In the last year, the hoopla around newfangled smoking technologies has fallen on e-cigarettes, which heat drops of oil to let smokers inhale vapours, getting the nicotine and other flavours without the ill-effects of combustion.
But all the while, e-cigarettes' sister technology, portable vaporizers – aimed at people who'd rather inhale plant matter – have been emerging as a mainstream industry in their own right. And one Toronto entrepreneur has been riding that boom, capitalizing on new vaporizer technology – and their newfound respectability.
"A vaporizer is a device that heats up your botanicals or herbs to a specific temperature that allows the user to extract the oils or active ingredients without having to combust or burn the plant matter," says Nima Noori, the affable founder of TorontoVaporizer.com, who is reserved to the point of being coy about just what his customers are vaporizing.
A former financial worker with a German bank, Mr. Noori started the venture on a credit card with a $2,000 limit in 2009. Tired of juggling invoices and orders, running what he calls a "poor man's just-in-time" operation, he came close to selling the venture just before the market truly heated up. He persisted, and today, the company employs 15 people; Mr. Noori says they're now a multi-million dollar business.
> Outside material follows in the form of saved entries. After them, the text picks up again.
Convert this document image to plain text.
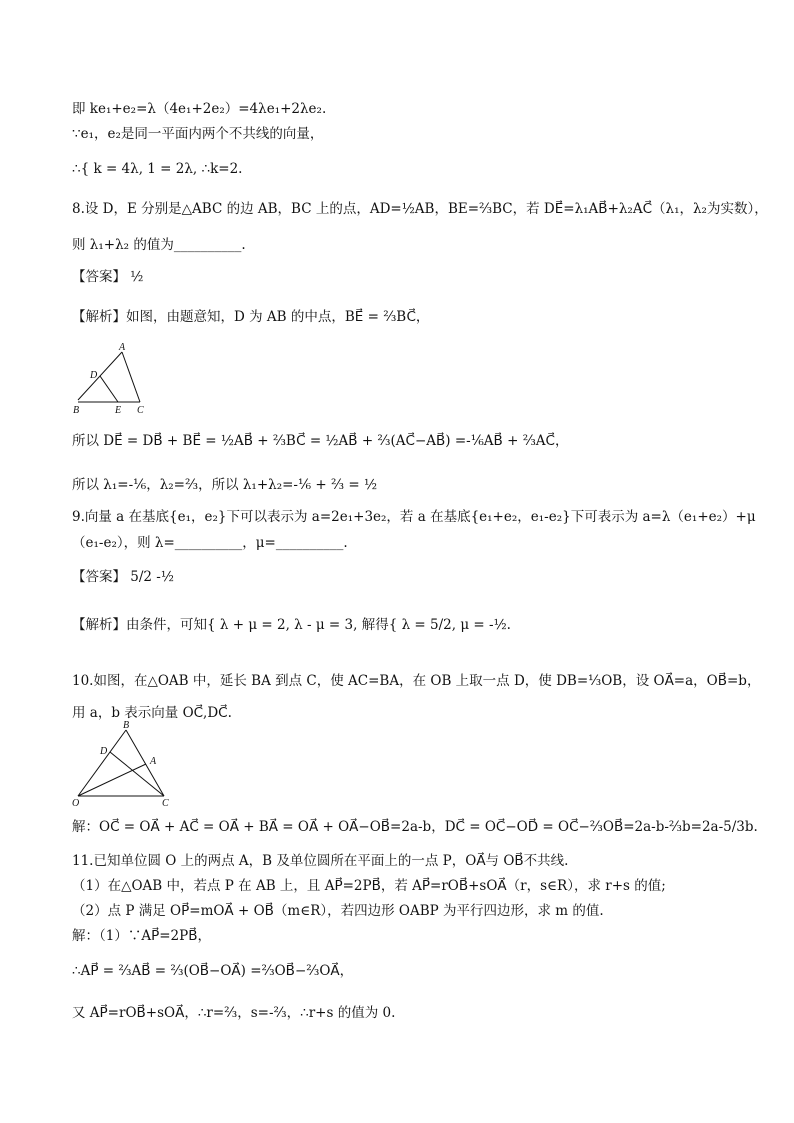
即 ke₁+e₂=λ（4e₁+2e₂）=4λe₁+2λe₂.
∵e₁，e₂是同一平面内两个不共线的向量，
∴{ k = 4λ, 1 = 2λ, ∴k=2.
8.设 D，E 分别是△ABC 的边 AB，BC 上的点，AD=½AB，BE=⅔BC，若 DE⃗=λ₁AB⃗+λ₂AC⃗（λ₁，λ₂为实数），
则 λ₁+λ₂ 的值为__________.
【答案】 ½
【解析】如图，由题意知，D 为 AB 的中点，BE⃗ = ⅔BC⃗，
A
D
B	E C
所以 DE⃗ = DB⃗ + BE⃗ = ½AB⃗ + ⅔BC⃗ = ½AB⃗ + ⅔(AC⃗−AB⃗) =-⅙AB⃗ + ⅔AC⃗，
所以 λ₁=-⅙，λ₂=⅔，所以 λ₁+λ₂=-⅙ + ⅔ = ½
9.向量 a 在基底{e₁，e₂}下可以表示为 a=2e₁+3e₂，若 a 在基底{e₁+e₂，e₁-e₂}下可表示为 a=λ（e₁+e₂）+μ
（e₁-e₂），则 λ=__________，μ=__________.
【答案】 5/2 -½
【解析】由条件，可知{ λ + μ = 2, λ - μ = 3, 解得{ λ = 5/2, μ = -½.
10.如图，在△OAB 中，延长 BA 到点 C，使 AC=BA，在 OB 上取一点 D，使 DB=⅓OB，设 OA⃗=a，OB⃗=b，
用 a，b 表示向量 OC⃗,DC⃗.
B
D
A
O	C
解：OC⃗ = OA⃗ + AC⃗ = OA⃗ + BA⃗ = OA⃗ + OA⃗−OB⃗=2a-b，DC⃗ = OC⃗−OD⃗ = OC⃗−⅔OB⃗=2a-b-⅔b=2a-5/3b.
11.已知单位圆 O 上的两点 A，B 及单位圆所在平面上的一点 P，OA⃗与 OB⃗不共线.
（1）在△OAB 中，若点 P 在 AB 上，且 AP⃗=2PB⃗，若 AP⃗=rOB⃗+sOA⃗（r，s∈R），求 r+s 的值;
（2）点 P 满足 OP⃗=mOA⃗ + OB⃗（m∈R），若四边形 OABP 为平行四边形，求 m 的值.
解：（1）∵AP⃗=2PB⃗，
∴AP⃗ = ⅔AB⃗ = ⅔(OB⃗−OA⃗) =⅔OB⃗−⅔OA⃗，
又 AP⃗=rOB⃗+sOA⃗，∴r=⅔，s=-⅔，∴r+s 的值为 0.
He says there's especially a demand for newer pocket-sized portable units that offer the advantages of vaporizing plant matter without needing to carry around a loud, cumbersome machine. Vaporizing (not to be confused with "vaping," which is what e-cigarette users do) bypasses combustion in the process of releasing a botanical's active ingredients, much like baking botanicals into your brownies.
Vaporizers have become big business for a few reasons. One is technological advances: Better batteries that enabled portable units, and technology crossover with e-cigarettes, which Mr. Noori says are slightly simpler devices, since they need only heat up a drop of oil rather than a chamber of plant matter.
And then there's the fact that marijuana itself is rapidly going mainstream. In the space of a few years, legalization has gone from a fringe political position to something that federal leaders will discuss; indeed, pot is one of the milder substances that politicians are smoking these days.
Vaporizer reviews that were once the domain of dodgy web forums now appear on mainstream technology websites like Gizmodo. One of Mr. Noori's top sellers, for instance, is the Da Vinci Ascent, a unit Gizmodo describes as being the size of "two iPhones stacked atop one another," that has an LED display, can heat up in half a minute, and vaporize your plant matter to within a 5-10 degree range.
Like many vaporizer stores, TorontoVaporizer seems intent on distancing itself from the pot subculture that sees paraphernalia retailers adorn themselves in the colours of the Jamaican flag and deck themselves out in cannabis leaves. Instead, newer entrants are offering more mainstream-looking online stores that also sell herbs that can be vaporized for aromatherapy, like chamomile, peppermint and lemonbalm. (Though if you squint at the TorontoVaporizer logo – a big green V with a winking CN Tower in the middle – you might just see a hint of something.)
Mr. Noori says that he has no legal authority to ask what clients are using his vaporizers for ("I get reports occasionally that some cancer specialists go to our website because it's hard to get quality vaporizers," he says). Still, he says, there's one association he'd actively like to avoid: Nicotine. "We are staying away from e-cigarettes and such, because there are some stigmas."